Compare 1 and 3: no inversion
Compare 2 and 3: no inversion
Compare 4 and 3: 4 > 3, inversion count += 1
Result: 1 -> 2 -> 3 -> 4 -> 5

Why: Only one inversion found here between 4 and 3

Result:

Final sorted array: 1 -> 2 -> 3 -> 4 -> 5
Total inversions counted: 3

Annotated Code

DSA Python

from typing import List, Tuple

class InversionCounter:
    def merge_sort_count(self, arr: List[int]) -> Tuple[List[int], int]:
        if len(arr) <= 1:
            return arr, 0
        mid = len(arr) // 2
        left, left_inv = self.merge_sort_count(arr[:mid])
        right, right_inv = self.merge_sort_count(arr[mid:])
        merged, split_inv = self.merge_count(left, right)
        return merged, left_inv + right_inv + split_inv

    def merge_count(self, left: List[int], right: List[int]) -> Tuple[List[int], int]:
        i = j = 0
        merged = []
        inversions = 0
        while i < len(left) and j < len(right):
            if left[i] <= right[j]:
                merged.append(left[i])
                i += 1
            else:
                merged.append(right[j])
                inversions += len(left) - i  # Count inversions here
                j += 1
        merged.extend(left[i:])
        merged.extend(right[j:])
        return merged, inversions

if __name__ == '__main__':
    arr = [2, 4, 1, 3, 5]
    counter = InversionCounter()
    sorted_arr, total_inversions = counter.merge_sort_count(arr)
    print('Sorted array:', ' -> '.join(map(str, sorted_arr)) + ' -> null')
    print('Total inversions:', total_inversions)

if len(arr) <= 1:

base case: single element or empty array is already sorted, no inversions

left, left_inv = self.merge_sort_count(arr[:mid])

recursively sort left half and count its inversions

right, right_inv = self.merge_sort_count(arr[mid:])
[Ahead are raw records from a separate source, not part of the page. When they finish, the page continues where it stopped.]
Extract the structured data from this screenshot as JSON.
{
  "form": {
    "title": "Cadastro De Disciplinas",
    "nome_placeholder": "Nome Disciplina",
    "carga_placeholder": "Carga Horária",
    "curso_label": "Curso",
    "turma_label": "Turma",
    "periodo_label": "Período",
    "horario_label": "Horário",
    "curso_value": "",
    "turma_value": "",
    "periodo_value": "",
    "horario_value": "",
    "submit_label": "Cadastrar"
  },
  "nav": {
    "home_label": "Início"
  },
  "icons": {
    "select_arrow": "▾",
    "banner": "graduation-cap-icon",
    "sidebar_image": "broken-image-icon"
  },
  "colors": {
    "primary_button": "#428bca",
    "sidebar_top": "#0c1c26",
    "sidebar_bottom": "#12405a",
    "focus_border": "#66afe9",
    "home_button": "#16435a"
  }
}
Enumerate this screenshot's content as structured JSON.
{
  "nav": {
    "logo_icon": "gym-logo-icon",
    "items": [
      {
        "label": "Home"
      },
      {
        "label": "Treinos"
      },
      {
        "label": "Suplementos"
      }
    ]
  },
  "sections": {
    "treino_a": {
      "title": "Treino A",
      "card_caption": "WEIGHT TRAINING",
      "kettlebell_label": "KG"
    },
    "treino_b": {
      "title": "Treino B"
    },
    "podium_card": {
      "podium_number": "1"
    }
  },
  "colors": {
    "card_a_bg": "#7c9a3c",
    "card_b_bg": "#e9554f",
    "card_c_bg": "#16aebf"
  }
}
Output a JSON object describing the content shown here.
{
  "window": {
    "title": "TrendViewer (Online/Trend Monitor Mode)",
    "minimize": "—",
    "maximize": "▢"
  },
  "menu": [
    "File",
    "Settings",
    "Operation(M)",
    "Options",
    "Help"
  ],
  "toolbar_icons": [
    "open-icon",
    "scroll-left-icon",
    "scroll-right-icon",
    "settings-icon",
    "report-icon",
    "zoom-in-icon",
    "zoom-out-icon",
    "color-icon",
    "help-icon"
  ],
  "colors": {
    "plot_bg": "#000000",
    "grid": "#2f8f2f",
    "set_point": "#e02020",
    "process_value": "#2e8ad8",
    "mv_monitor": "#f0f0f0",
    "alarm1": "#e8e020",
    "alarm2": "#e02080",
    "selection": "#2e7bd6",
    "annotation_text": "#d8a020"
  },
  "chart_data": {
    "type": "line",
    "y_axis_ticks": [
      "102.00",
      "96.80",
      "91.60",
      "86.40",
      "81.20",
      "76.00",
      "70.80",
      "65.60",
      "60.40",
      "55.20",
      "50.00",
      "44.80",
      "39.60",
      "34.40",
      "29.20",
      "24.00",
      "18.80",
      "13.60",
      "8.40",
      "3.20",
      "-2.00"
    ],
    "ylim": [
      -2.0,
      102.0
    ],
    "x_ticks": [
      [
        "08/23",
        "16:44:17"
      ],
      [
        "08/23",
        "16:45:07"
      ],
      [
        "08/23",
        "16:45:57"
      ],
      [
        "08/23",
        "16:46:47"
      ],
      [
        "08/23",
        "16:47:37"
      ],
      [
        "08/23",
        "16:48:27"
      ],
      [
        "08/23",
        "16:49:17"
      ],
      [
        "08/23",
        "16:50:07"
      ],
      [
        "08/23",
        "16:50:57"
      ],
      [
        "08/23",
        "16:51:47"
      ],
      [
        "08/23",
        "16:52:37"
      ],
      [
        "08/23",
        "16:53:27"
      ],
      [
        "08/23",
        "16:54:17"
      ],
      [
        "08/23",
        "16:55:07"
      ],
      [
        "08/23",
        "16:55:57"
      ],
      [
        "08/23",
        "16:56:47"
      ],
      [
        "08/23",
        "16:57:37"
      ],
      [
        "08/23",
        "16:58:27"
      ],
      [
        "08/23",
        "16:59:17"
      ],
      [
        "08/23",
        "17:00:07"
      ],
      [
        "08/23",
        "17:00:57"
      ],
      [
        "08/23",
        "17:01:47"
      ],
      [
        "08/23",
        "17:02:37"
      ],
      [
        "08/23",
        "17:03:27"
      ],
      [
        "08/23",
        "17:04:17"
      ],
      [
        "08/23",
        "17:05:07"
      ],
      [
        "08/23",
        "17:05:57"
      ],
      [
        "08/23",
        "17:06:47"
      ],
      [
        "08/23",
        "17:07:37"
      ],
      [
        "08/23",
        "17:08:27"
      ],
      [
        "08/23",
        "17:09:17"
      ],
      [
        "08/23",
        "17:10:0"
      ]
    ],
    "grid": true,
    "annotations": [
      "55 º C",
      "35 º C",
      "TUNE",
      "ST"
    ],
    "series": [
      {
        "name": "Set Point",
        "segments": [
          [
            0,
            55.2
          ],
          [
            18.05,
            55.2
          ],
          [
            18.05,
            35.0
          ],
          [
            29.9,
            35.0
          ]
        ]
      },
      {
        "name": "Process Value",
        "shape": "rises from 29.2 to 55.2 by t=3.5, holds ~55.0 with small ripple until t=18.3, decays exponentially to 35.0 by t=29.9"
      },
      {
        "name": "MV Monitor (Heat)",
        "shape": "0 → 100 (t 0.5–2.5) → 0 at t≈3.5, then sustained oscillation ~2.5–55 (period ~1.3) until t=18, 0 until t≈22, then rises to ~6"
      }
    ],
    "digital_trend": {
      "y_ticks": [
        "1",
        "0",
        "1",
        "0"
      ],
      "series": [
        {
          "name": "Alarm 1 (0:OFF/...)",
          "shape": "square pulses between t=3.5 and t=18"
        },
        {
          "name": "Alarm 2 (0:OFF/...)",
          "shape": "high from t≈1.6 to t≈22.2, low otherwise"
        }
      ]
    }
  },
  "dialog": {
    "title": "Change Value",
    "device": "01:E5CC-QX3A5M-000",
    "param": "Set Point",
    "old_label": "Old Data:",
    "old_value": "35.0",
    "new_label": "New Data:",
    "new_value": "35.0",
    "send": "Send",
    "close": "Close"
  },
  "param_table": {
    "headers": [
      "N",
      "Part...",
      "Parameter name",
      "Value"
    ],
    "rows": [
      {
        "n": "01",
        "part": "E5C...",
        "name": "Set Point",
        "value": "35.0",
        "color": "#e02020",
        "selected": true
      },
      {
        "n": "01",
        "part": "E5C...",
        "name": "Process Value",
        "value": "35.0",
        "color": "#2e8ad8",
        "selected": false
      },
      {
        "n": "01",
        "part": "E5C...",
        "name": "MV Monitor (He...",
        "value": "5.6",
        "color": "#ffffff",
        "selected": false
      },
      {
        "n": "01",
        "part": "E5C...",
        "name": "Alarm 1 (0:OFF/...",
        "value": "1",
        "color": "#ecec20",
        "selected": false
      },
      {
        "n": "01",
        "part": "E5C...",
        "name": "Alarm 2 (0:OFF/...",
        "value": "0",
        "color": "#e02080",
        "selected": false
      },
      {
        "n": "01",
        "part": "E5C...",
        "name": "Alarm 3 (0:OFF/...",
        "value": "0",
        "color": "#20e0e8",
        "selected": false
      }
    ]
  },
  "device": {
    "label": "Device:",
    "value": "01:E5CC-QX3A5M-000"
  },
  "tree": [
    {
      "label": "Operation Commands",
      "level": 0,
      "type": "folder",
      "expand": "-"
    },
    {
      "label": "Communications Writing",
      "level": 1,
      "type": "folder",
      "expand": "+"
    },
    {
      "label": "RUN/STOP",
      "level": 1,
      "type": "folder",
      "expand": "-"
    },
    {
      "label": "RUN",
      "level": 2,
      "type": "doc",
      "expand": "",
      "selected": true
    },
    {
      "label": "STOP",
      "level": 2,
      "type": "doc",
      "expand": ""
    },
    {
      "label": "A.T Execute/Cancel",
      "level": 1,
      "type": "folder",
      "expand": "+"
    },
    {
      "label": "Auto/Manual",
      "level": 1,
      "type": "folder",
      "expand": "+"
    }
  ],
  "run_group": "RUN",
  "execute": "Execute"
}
recursively sort right half and count its inversions

merged, split_inv = self.merge_count(left, right)

merge two sorted halves and count split inversions

if left[i] <= right[j]:

if left element smaller or equal, add it to merged, no new inversion

else:

right element smaller, add it and count inversions equal to remaining left elements

inversions += len(left) - i

count how many left elements are bigger than current right element

OutputSuccess

Sorted array: 1 -> 2 -> 3 -> 4 -> 5 -> null Total inversions: 3

Complexity Analysis

Time: O(n log n) because the array is divided and merged recursively, counting inversions during merge

Space: O(n) due to temporary arrays created during merge steps

vs Alternative: Naive approach is O(n^2) by checking all pairs; merge sort method is much faster for large arrays

Edge Cases

empty array

returns 0 inversions immediately

DSA Python

if len(arr) <= 1:

array with one element

returns 0 inversions immediately

DSA Python

if len(arr) <= 1:

array with all elements equal

returns 0 inversions because no element is greater than another

DSA Python

if left[i] <= right[j]:

When to Use This Pattern

When asked to count how many pairs are out of order in an array, use the merge sort inversion counting pattern because it efficiently counts inversions while sorting.

Common Mistakes

Mistake: Counting inversions only when elements are strictly greater, missing equal elements
Fix: Use <= in comparison to avoid counting equal elements as inversions

Mistake: Not adding the number of remaining left elements when a right element is smaller
Fix: Add len(left) - i to inversion count when right[j] < left[i]

Summary

Counts how many pairs in an array are out of order using a modified merge sort.

Use it when you need to find how mixed up an array is compared to sorted order.

The key insight is counting inversions during the merge step by knowing how many left elements remain when a right element is smaller.